Так что опаску людей можно было понять. Но труднее принять, потому что позади была очень долгая живая жизнь. А теперь забились всяк в свою нору и осторожно выглядывают. Или масками да перчатками прикрылись и машут, словно заразу отгоняя: «Я жить хочу!»
И лишь один человек в округе остался прежним. Его знали и звали «чернобыльцем».
Росточка невеликого, худощавый, со всеми и всегда приветливый: при встрече кланяется, кепочку снимает, улыбается:
— Доброго здоровья желаю… Давно не виделись. На земле теперь живу, на даче. Приехал своих проведать, на поезде. У нас, у чернобыльцев, бесплатный проезд. Привез картошку-моркошку, яблочек, груш.
Преклонного возраста, всегда одетый легко, с воротом нараспашку.
— Чернобылец я. К нам зараза не пристает. У нас рентгены, — объяснял он. — А еще — купаюсь по утрам. А потом тренировки, — смеется он. — Своя дача и соседские, пустые. Копаю, пропалываю, урожай собираю, сок гоню… Внукам на зиму. Сушу абрикосы, яблоки. Много всего. Старики стареют, молодым некогда. А я живу. Тихо, спокойно. Вечером на звезды гляжу. Это очень интересно. Собак да кошек подкармливаю. Бросают их… Жалко.

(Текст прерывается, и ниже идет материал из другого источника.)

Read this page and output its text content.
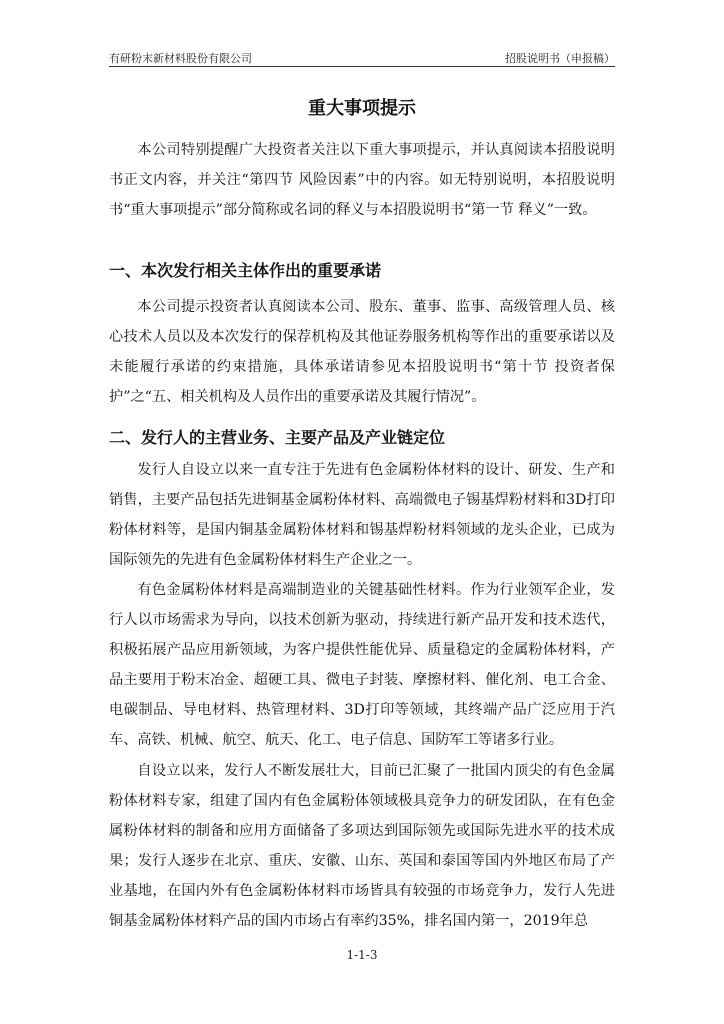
有研粉末新材料股份有限公司	招股说明书（申报稿）
重大事项提示

本公司特别提醒广大投资者关注以下重大事项提示，并认真阅读本招股说明书正文内容，并关注“第四节 风险因素”中的内容。如无特别说明，本招股说明书“重大事项提示”部分简称或名词的释义与本招股说明书“第一节 释义”一致。

一、本次发行相关主体作出的重要承诺

本公司提示投资者认真阅读本公司、股东、董事、监事、高级管理人员、核心技术人员以及本次发行的保荐机构及其他证券服务机构等作出的重要承诺以及未能履行承诺的约束措施，具体承诺请参见本招股说明书“第十节 投资者保护”之“五、相关机构及人员作出的重要承诺及其履行情况”。

二、发行人的主营业务、主要产品及产业链定位

发行人自设立以来一直专注于先进有色金属粉体材料的设计、研发、生产和销售，主要产品包括先进铜基金属粉体材料、高端微电子锡基焊粉材料和3D打印粉体材料等，是国内铜基金属粉体材料和锡基焊粉材料领域的龙头企业，已成为国际领先的先进有色金属粉体材料生产企业之一。

有色金属粉体材料是高端制造业的关键基础性材料。作为行业领军企业，发行人以市场需求为导向，以技术创新为驱动，持续进行新产品开发和技术迭代，积极拓展产品应用新领域，为客户提供性能优异、质量稳定的金属粉体材料，产品主要用于粉末冶金、超硬工具、微电子封装、摩擦材料、催化剂、电工合金、电碳制品、导电材料、热管理材料、3D打印等领域，其终端产品广泛应用于汽车、高铁、机械、航空、航天、化工、电子信息、国防军工等诸多行业。

自设立以来，发行人不断发展壮大，目前已汇聚了一批国内顶尖的有色金属粉体材料专家，组建了国内有色金属粉体领域极具竞争力的研发团队，在有色金属粉体材料的制备和应用方面储备了多项达到国际领先或国际先进水平的技术成果；发行人逐步在北京、重庆、安徽、山东、英国和泰国等国内外地区布局了产业基地，在国内外有色金属粉体材料市场皆具有较强的市场竞争力，发行人先进铜基金属粉体材料产品的国内市场占有率约35%，排名国内第一，2019年总

1-1-3
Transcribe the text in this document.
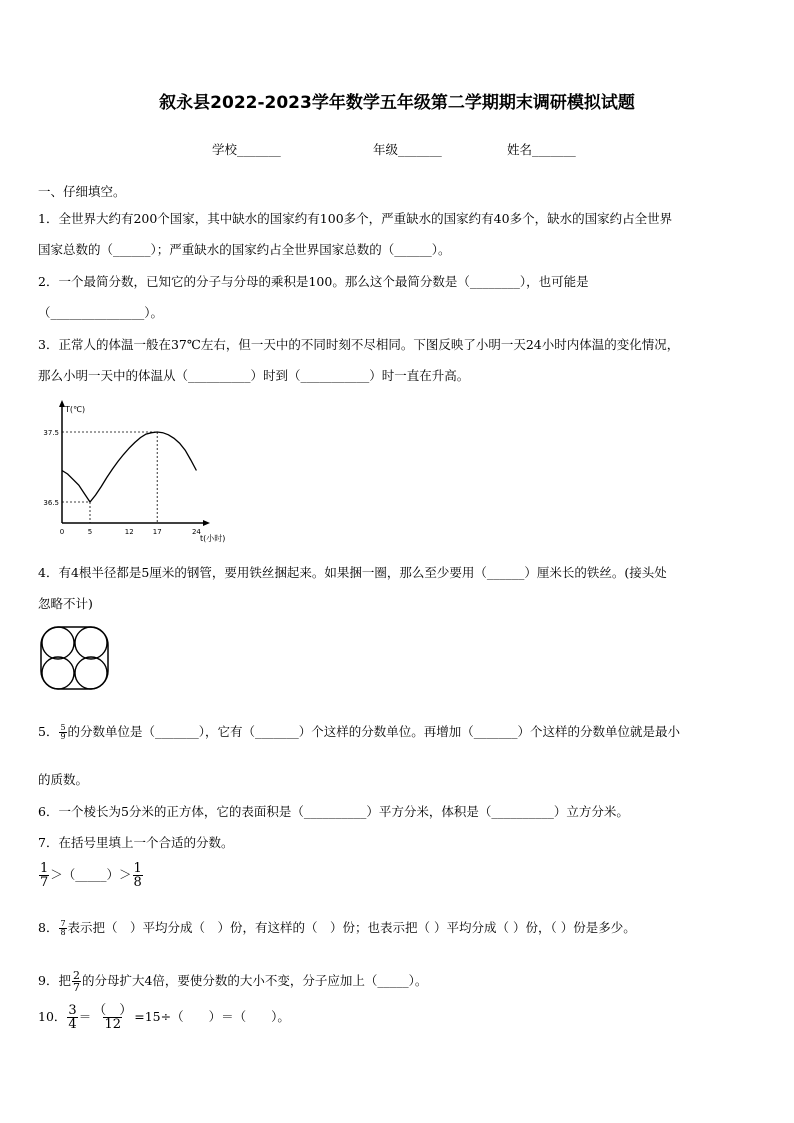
叙永县2022-2023学年数学五年级第二学期期末调研模拟试题
学校_______	年级_______	姓名_______
一、仔细填空。
1．全世界大约有200个国家，其中缺水的国家约有100多个，严重缺水的国家约有40多个，缺水的国家约占全世界
国家总数的（______）；严重缺水的国家约占全世界国家总数的（______）。
2．一个最简分数，已知它的分子与分母的乘积是100。那么这个最简分数是（________），也可能是
（_______________）。
3．正常人的体温一般在37℃左右，但一天中的不同时刻不尽相同。下图反映了小明一天24小时内体温的变化情况，
那么小明一天中的体温从（__________）时到（___________）时一直在升高。
T(℃)
t(小时)
0	5	12	17	24
36.5
37.5
4．有4根半径都是5厘米的钢管，要用铁丝捆起来。如果捆一圈，那么至少要用（______）厘米长的铁丝。(接头处
忽略不计)
5． $\frac{5}{9}$ 的分数单位是（_______），它有（_______）个这样的分数单位。再增加（_______）个这样的分数单位就是最小
的质数。
6．一个棱长为5分米的正方体，它的表面积是（__________）平方分米，体积是（__________）立方分米。
7．在括号里填上一个合适的分数。
$\frac{1}{7}$ ＞（_____）＞ $\frac{1}{8}$
8． $\frac{7}{8}$ 表示把（　）平均分成（　）份，有这样的（　）份；也表示把（ ）平均分成（ ）份，（ ）份是多少。
9．把 $\frac{2}{7}$ 的分母扩大4倍，要使分数的大小不变，分子应加上（_____）。
10． $\frac{3}{4} = \frac{( )}{12} =15\div$（　　）＝（　　）。
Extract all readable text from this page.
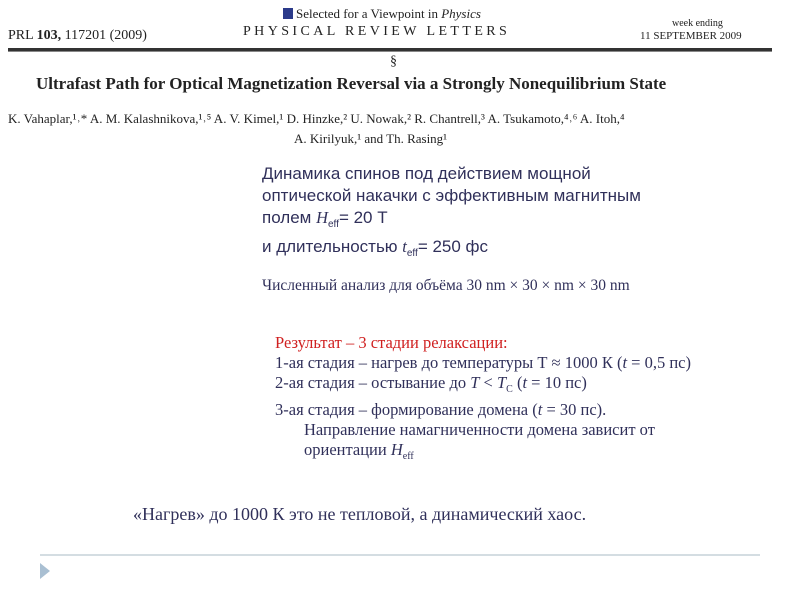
Selected for a Viewpoint in Physics
PRL 103, 117201 (2009)	PHYSICAL REVIEW LETTERS
week ending
11 SEPTEMBER 2009
§
Ultrafast Path for Optical Magnetization Reversal via a Strongly Nonequilibrium State
K. Vahaplar,¹˒* A. M. Kalashnikova,¹˒⁵ A. V. Kimel,¹ D. Hinzke,² U. Nowak,² R. Chantrell,³ A. Tsukamoto,⁴˒⁶ A. Itoh,⁴
A. Kirilyuk,¹ and Th. Rasing¹
Динамика спинов под действием мощной
оптической накачки с эффективным магнитным
полем $H_{eff}= 20$ Т
и длительностью $t_{eff}= 250$ фс
Численный анализ для объёма 30 nm × 30 × nm × 30 nm
Результат – 3 стадии релаксации:
1-ая стадия – нагрев до температуры Т ≈ 1000 К (t = 0,5 пс)
2-ая стадия – остывание до $T < T_C$ (t = 10 пс)
3-ая стадия – формирование домена (t = 30 пс).
Направление намагниченности домена зависит от
ориентации $H_{eff}$
«Нагрев» до 1000 К это не тепловой, а динамический хаос.
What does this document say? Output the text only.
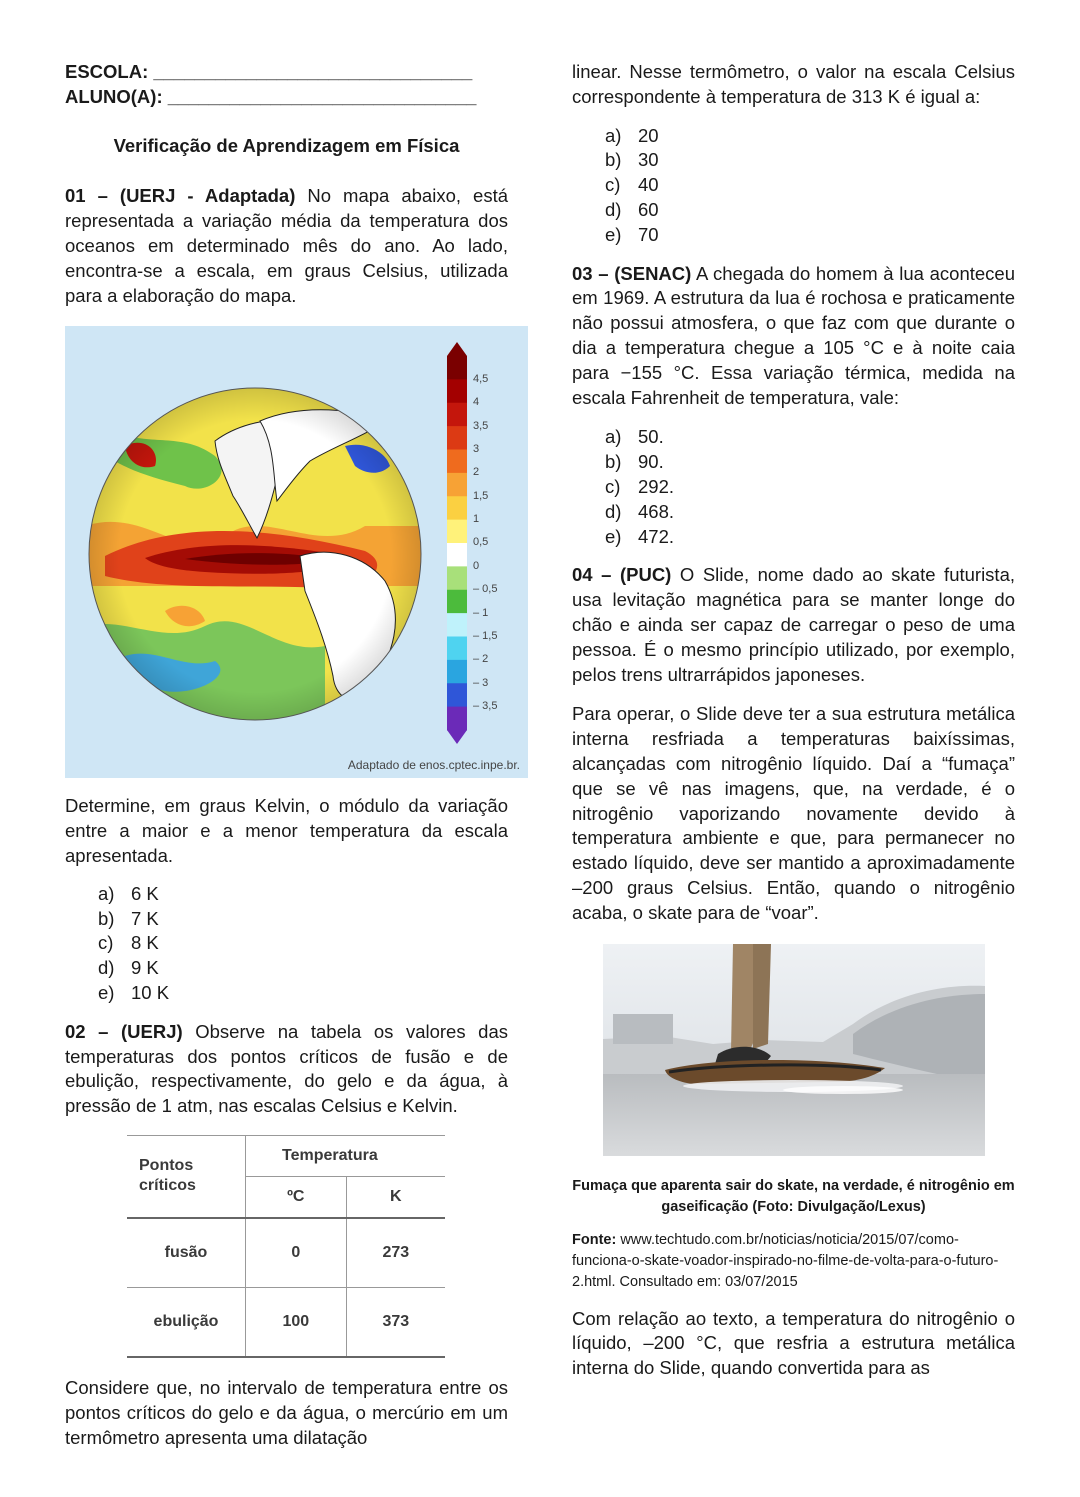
ESCOLA: _______________________________
ALUNO(A): ______________________________
Verificação de Aprendizagem em Física

01 – (UERJ - Adaptada) No mapa abaixo, está representada a variação média da temperatura dos oceanos em determinado mês do ano. Ao lado, encontra-se a escala, em graus Celsius, utilizada para a elaboração do mapa.

4,5
4
3,5
3
2
1,5
1
0,5
0
– 0,5
– 1
– 1,5
– 2
– 3
– 3,5
Adaptado de enos.cptec.inpe.br.

Determine, em graus Kelvin, o módulo da variação entre a maior e a menor temperatura da escala apresentada.

a) 6 K
b) 7 K
c) 8 K
d) 9 K
e) 10 K

02 – (UERJ) Observe na tabela os valores das temperaturas dos pontos críticos de fusão e de ebulição, respectivamente, do gelo e da água, à pressão de 1 atm, nas escalas Celsius e Kelvin.

Pontos críticos	Temperatura	
	ºC	K
fusão	0	273
ebulição	100	373

Considere que, no intervalo de temperatura entre os pontos críticos do gelo e da água, o mercúrio em um termômetro apresenta uma dilatação

linear. Nesse termômetro, o valor na escala Celsius correspondente à temperatura de 313 K é igual a:

a) 20
b) 30
c) 40
d) 60
e) 70

03 – (SENAC) A chegada do homem à lua aconteceu em 1969. A estrutura da lua é rochosa e praticamente não possui atmosfera, o que faz com que durante o dia a temperatura chegue a 105 °C e à noite caia para −155 °C. Essa variação térmica, medida na escala Fahrenheit de temperatura, vale:

a) 50.
b) 90.
c) 292.
d) 468.
e) 472.

04 – (PUC) O Slide, nome dado ao skate futurista, usa levitação magnética para se manter longe do chão e ainda ser capaz de carregar o peso de uma pessoa. É o mesmo princípio utilizado, por exemplo, pelos trens ultrarrápidos japoneses.

Para operar, o Slide deve ter a sua estrutura metálica interna resfriada a temperaturas baixíssimas, alcançadas com nitrogênio líquido. Daí a “fumaça” que se vê nas imagens, que, na verdade, é o nitrogênio vaporizando novamente devido à temperatura ambiente e que, para permanecer no estado líquido, deve ser mantido a aproximadamente –200 graus Celsius. Então, quando o nitrogênio acaba, o skate para de “voar”.

Fumaça que aparenta sair do skate, na verdade, é nitrogênio em gaseificação (Foto: Divulgação/Lexus)

Fonte: www.techtudo.com.br/noticias/noticia/2015/07/como-funciona-o-skate-voador-inspirado-no-filme-de-volta-para-o-futuro- 2.html. Consultado em: 03/07/2015

Com relação ao texto, a temperatura do nitrogênio o líquido, –200 °C, que resfria a estrutura metálica interna do Slide, quando convertida para as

И своих домашних подкармливаю, сына да внуков, привожу картошку да моркошку, смородину да клубнику-малину. Сливы у меня хорошие, «анна шпет» и «белосливка», слаще сахара. Рюкзак нагружу, да еще ведро и сумку. Стараюсь помаленьку. В меру сил. И всех приглашаю, приезжайте. Разъезд Карповский. А там — пять километров пройти. Пустые домики есть. Можно жить. Выращивать в меру сил. И набираться здоровья. От болезней газетка «ЗОЖ» помогает. Коленки я вылечил. Врачи удивляются…
Он много всего рассказывал, человек приветливый, добродушный. Кто-то его «тронутым» считал, этого чернобыльца. И не хотел слушать. Тем более такое время настало, опасное. Тянется оно и тянется, а конца не видно.
А между тем незаметно в город пришла ранняя осень. Палящий зной, ночная духота, жаркие ветры — все это позади. На смену — бодрящая утренняя да вечерняя прохлада; ясные дни с мягким благостным солнцепеком в полудне, когда так приятно понежиться на скамеечке в сквере.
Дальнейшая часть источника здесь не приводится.